Some people choose to wear wetsuits, while others do not – the choice is up to you and what you feel comfortable with. Some swimmers say they experience more benefits without a wetsuit, but it completely depends on your own body and unique situation. You’ll also need:
- a swimming costume
- a swimming cap (sometimes two, if it’s very cold)
- goggles (there are many types to choose from including racing, outdoor, wide, narrow, reflective, clear, etc).
- a tow-float (buoy) for safety – this could be for yourself or other swimmers you come across who need help. A whistle can also provide a way to call for help if you need it.
- earplugs are an option to stop cold water getting in your ears
- some people also swim with Vaseline to stop chaffing
- What should I know before starting?
Professor Mike Tipton and Dr Heather Massey are academics at the University of Portsmouth who are doing significant research into the benefits of cold water swimming.
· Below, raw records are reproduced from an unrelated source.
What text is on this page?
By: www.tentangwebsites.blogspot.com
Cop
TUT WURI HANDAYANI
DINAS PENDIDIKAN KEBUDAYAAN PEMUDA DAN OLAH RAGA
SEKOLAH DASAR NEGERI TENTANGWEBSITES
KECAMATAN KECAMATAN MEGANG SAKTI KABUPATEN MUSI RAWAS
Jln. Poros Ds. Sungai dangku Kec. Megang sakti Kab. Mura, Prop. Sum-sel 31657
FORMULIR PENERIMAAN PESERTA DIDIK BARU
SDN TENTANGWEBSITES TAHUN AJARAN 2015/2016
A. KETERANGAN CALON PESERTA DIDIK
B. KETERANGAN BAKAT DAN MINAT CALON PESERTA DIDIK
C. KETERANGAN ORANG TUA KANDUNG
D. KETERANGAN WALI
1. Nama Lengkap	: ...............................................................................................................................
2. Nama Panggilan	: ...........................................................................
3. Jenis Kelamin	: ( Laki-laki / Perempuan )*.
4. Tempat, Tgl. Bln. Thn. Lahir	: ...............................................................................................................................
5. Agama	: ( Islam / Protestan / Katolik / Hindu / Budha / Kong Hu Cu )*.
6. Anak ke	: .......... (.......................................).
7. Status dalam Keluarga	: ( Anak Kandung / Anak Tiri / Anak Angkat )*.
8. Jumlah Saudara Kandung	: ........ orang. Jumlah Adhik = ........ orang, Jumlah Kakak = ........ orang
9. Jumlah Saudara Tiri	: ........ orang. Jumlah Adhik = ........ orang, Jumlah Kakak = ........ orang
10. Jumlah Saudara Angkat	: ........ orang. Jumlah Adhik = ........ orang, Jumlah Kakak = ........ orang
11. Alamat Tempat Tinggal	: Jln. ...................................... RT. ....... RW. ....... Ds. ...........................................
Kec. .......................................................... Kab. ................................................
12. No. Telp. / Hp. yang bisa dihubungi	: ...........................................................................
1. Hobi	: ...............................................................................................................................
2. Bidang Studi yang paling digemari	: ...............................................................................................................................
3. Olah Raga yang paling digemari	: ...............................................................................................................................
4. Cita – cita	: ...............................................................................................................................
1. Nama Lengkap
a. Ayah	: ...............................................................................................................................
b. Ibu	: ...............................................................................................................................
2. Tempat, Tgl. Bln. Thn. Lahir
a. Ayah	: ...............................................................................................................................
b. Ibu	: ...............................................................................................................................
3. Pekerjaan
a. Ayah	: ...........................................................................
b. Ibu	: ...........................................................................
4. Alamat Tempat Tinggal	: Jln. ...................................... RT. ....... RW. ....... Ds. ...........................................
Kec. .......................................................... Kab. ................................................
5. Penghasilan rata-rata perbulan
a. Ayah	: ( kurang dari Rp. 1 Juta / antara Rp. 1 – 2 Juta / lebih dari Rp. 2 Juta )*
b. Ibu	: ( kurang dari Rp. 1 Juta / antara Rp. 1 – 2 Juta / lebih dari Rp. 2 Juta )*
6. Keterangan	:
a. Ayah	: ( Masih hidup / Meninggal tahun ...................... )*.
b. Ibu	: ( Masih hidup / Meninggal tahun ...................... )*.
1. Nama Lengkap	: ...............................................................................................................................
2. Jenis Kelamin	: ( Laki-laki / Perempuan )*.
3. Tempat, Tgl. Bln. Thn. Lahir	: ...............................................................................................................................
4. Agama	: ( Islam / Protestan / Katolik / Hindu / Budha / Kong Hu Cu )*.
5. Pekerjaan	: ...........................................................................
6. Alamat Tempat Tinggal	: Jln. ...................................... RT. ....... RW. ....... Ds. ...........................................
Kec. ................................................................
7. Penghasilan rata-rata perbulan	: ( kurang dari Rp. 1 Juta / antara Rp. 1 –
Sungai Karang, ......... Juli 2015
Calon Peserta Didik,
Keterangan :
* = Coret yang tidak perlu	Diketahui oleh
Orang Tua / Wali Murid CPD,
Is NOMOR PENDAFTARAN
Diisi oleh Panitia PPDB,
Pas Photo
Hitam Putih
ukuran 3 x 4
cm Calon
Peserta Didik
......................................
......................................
In their recent webinar, they give the following tips (among others):
- Get a medical check up before starting
- Swim with a club in a supervised way, with other more experienced swimmers
- Enter the water slowly
- Habituate (meaning do it regularly, starting with short periods of up to 10 minutes)
- Avoid holding your breath
- Wear something brightly coloured, so that you’re visible (hat, tow-float, etc.)
- Check weather and the tides before swimming, especially watching out for rips
- What are the benefits?
It’s been scientifically proven that exercise improves mental health, along with the proximity to green and blue spaces. The difference is that when it comes to cold water swimming, we only have anecdotal evidence showing these benefits at the moment, and we’re still developing the scientific understanding to back this up. So says Dr Massey, who is part of one of these research teams. But the anecdotal research is significant.
Cape Town based Tom Maydon has found cold water swimming immensely beneficial to his mental health. “I have over the years struggled with depression and cold water helps me like nothing else. It’s a reset button and I feel utterly rejuvenated after spending 20 minutes in the cold.” If you need support with your mental health, some medical aid companies like Fedhealth offer 24-hour helplines you can contact for advice.
Beyond these mental health benefits, open water swimming fans also site that being in close proximity to nature (as opposed to the manmade clinical nature of a gym swimming pool for example) is one of the huge draw cards. Tom also mentions the mindfulness aspects to the physical act of gliding through the water and trying to find the perfect stroke, like a Tai Chi practitioner would do. In fact, he loves the cold so much that he has even taken up ice swimming, something currently popular in Cape Town exercise circles.
Want to start? Do some research into open water swimming clubs in your area – while these may be easier to find in coastal regions like Cape Town, Port Elizabeth and Durban, that doesn’t mean it’s impossible inland. There are swimming groups in Joburg, Pretoria and Bloemfontein too, showing that wherever you are in the country, there’s a growing group of people addicted to the exhilaration and feelings of wellbeing that this sport provides. It’s all about getting out of your comfort zone – because it sounds like the rewards are numerous.